Shift-work, night-work, rotating work schedules and jet-lag due to frequent travel are more and more prevalent in our society. Shift-work and poor sleep is associated with poor health outcomes, including the progression of T2DM (Morikawa et al., 2005). One contributing factor to this relationship may be the increased consumption of carbohydrate and/or fat-laden foods, along with altered meal patterns, in those experiencing chronic shift-work schedules (Lowden et al., 2010). Individuals with sleep disturbances also have a higher risk of developing T2DM (Kawakami et al., 2004). Moreover, individuals with a genetic predisposition to diabetes have altered daily insulin secretion rhythms (Boden et al., 1999), which might make them more susceptible to external disruptions of the circadian cycle.

We investigated the effects of circadian disruption on the progression of T2DM using a mouse model with polygenic etiology and obese phenotypes. Male TALLYHO/JngJ (TH) mice have been proposed as a translational animal model of the human disease, as they develop T2DM at approximately 10 weeks of age, experiencing hyperglycemia, hyperinsulinemia, insulin resistance and obesity (Kim et al., 2001, 2006; Stewart et al., 2010). Our studies investigated the effects of an acute circadian disruptor on the progression of diabetes phenotypes using 6-h phase advances. We also examined the effects of running-wheel access to determine if they can alleviate the effects of circadian disruption on the progression of diabetes. Recent studies investigating the effects of circadian disruption in the form of shifting light/dark cycles (Gale et al., 2011; Iwamoto et al., 2014) have used multiple 6–8-h shifts per week to produce complete circadian desynchrony. Our study investigated how diabetic mice would respond behaviorally and physiologically the day following a single 6-h shift every 4–6 weeks (mimicking a single west–east airline travel event or a single change in a shift-schedule).

Methods

All animal studies were carried out with the approval from Bridgewater State University’s Institutional Animal Care and Use Committee (IACUC).
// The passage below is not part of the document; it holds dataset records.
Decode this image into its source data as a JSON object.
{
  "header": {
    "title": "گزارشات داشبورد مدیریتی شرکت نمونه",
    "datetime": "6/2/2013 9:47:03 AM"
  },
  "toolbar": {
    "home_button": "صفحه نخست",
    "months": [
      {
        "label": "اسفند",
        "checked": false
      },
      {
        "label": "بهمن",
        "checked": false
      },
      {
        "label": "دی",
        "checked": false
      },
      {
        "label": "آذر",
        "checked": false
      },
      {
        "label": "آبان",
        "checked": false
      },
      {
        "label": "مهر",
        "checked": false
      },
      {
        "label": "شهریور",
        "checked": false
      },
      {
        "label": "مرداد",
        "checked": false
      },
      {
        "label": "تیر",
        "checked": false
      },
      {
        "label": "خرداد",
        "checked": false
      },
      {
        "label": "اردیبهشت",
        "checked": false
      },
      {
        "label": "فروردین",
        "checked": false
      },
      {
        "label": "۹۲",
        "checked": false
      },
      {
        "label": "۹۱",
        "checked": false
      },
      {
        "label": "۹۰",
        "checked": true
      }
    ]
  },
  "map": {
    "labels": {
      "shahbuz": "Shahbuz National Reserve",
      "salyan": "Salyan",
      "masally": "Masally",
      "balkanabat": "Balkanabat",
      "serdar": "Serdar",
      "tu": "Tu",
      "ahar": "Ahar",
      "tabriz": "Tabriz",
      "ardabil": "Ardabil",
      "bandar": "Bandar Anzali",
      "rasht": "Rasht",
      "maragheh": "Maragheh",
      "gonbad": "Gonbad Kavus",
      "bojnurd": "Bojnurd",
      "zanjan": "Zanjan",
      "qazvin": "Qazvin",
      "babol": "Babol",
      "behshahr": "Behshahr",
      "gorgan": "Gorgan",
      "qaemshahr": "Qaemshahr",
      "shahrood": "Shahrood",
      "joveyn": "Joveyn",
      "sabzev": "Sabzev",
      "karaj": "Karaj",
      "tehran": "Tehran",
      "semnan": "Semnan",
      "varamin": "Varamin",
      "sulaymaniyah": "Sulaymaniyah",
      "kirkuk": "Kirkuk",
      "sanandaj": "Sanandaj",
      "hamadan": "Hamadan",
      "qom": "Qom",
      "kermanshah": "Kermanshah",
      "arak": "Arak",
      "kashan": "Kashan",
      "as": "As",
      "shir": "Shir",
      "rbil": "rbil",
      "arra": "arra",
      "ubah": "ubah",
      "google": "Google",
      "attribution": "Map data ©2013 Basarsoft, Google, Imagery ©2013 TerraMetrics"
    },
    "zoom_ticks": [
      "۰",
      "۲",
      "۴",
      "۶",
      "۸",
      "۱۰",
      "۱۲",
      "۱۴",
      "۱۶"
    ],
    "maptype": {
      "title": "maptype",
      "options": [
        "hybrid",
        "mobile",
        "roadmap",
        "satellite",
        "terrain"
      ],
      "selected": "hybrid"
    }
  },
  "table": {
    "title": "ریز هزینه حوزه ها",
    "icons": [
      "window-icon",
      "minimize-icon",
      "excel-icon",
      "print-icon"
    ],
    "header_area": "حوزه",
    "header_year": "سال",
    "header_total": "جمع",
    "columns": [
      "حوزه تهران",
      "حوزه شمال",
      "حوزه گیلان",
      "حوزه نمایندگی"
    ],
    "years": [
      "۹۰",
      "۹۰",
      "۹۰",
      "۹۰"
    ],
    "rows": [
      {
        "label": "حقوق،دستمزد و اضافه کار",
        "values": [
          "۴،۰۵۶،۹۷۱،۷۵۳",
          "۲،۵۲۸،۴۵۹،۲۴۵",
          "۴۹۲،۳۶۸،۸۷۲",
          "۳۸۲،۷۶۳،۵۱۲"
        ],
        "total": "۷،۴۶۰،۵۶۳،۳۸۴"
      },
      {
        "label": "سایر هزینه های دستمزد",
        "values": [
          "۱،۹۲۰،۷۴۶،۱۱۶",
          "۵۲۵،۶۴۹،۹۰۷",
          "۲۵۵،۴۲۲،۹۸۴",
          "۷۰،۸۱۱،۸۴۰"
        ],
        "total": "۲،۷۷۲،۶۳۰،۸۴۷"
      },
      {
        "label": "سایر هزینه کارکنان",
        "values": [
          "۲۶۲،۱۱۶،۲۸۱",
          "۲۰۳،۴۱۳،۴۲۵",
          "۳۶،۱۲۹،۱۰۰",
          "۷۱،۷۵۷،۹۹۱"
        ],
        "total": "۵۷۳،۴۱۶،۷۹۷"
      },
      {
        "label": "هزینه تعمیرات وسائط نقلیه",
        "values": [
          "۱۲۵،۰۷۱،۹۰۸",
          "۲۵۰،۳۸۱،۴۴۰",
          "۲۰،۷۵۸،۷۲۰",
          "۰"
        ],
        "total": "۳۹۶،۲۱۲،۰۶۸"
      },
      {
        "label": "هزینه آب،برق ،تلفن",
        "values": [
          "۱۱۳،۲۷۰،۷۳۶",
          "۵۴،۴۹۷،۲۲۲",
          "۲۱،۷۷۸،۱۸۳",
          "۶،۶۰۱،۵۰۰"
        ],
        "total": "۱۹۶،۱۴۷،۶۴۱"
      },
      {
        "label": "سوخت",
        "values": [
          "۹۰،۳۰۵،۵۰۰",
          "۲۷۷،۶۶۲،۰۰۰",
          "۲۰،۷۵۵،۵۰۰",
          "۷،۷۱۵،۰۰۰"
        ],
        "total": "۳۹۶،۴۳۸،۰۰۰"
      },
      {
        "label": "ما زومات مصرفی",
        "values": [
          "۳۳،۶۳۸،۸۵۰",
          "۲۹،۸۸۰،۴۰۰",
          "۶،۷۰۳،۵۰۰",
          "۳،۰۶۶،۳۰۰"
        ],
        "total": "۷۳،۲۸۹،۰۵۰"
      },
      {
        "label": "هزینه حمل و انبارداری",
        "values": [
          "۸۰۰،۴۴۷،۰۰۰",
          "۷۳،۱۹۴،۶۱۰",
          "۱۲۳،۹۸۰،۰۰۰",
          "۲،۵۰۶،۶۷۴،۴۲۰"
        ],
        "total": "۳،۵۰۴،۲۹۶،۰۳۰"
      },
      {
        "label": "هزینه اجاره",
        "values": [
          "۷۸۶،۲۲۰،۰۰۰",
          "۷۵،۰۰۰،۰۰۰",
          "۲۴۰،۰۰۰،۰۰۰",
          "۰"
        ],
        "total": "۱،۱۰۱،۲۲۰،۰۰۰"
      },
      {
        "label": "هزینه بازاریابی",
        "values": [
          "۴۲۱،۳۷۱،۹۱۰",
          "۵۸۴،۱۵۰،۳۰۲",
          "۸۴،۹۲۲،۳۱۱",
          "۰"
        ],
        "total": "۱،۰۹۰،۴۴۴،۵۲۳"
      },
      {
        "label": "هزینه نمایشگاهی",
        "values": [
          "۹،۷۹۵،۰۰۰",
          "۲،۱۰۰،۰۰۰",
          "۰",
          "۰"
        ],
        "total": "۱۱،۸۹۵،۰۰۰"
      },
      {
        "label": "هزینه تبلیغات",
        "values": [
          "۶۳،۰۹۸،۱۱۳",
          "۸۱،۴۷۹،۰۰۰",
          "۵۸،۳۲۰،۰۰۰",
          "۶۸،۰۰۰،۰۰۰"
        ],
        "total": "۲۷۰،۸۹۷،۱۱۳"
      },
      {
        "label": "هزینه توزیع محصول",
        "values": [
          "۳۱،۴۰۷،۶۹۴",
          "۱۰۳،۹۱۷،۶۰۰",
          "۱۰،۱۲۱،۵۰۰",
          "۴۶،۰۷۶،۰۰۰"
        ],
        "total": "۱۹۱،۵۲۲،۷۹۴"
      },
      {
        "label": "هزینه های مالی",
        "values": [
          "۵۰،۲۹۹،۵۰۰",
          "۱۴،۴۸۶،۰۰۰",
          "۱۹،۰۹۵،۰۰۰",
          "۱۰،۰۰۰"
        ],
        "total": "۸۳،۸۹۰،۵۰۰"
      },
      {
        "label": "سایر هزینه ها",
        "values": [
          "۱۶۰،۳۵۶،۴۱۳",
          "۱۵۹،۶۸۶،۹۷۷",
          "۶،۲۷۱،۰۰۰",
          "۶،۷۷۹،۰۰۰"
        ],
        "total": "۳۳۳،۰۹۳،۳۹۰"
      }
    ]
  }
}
Characterizing the circadian locomotor activity phenotype of TH mice

In order to assess the effects of 6-h phase shifts on the diabetes in TH mice, we first characterized the behavioral circadian free-running rhythm of TH mice to determine if they would be a good model for circadian rhythm studies. Eight, 5-week-old, male TH mice were purchased from Jackson Laboratories (Bar Harbor, ME, USA) and were fed standard chow (Lab Diet 5001) and water ad libitum. They were individually housed in running-wheel cages (StarrLife Sciences, Oakmont, PA, USA, wheel diameter: 23 cm) and initially maintained in a 12:12 light–dark cycle (LD; ~50 lux) for 2 weeks. After the entrainment period, all animals were placed into constant darkness (DD). Locomotor activity was monitored by the Vital View Data Acquisition System (StarrLife Sciences) in 10-min bins. Running-wheel activity data were used to determine the free-running locomotor activity rhythm, using the automatic onset detection calculation and Chi-square periodogram in ClockLab (Actimetrics, Wilmette, IL, USA) for both pre-onset diabetes (Weeks 7–9) and post-onset diabetes (Weeks 10–12), as well as overall activity as measured by number of wheel-turns per day. The onset of diabetes was approximated by observing an increase in non-fasting blood glucose levels to above 250 mg/dL at Week 10 (method described below), as previously characterized by Kim et al. (2006). Paired t-tests were used to determine if the behavioral free-running period changed after the approximate onset of diabetes at Week 10 in TH mice.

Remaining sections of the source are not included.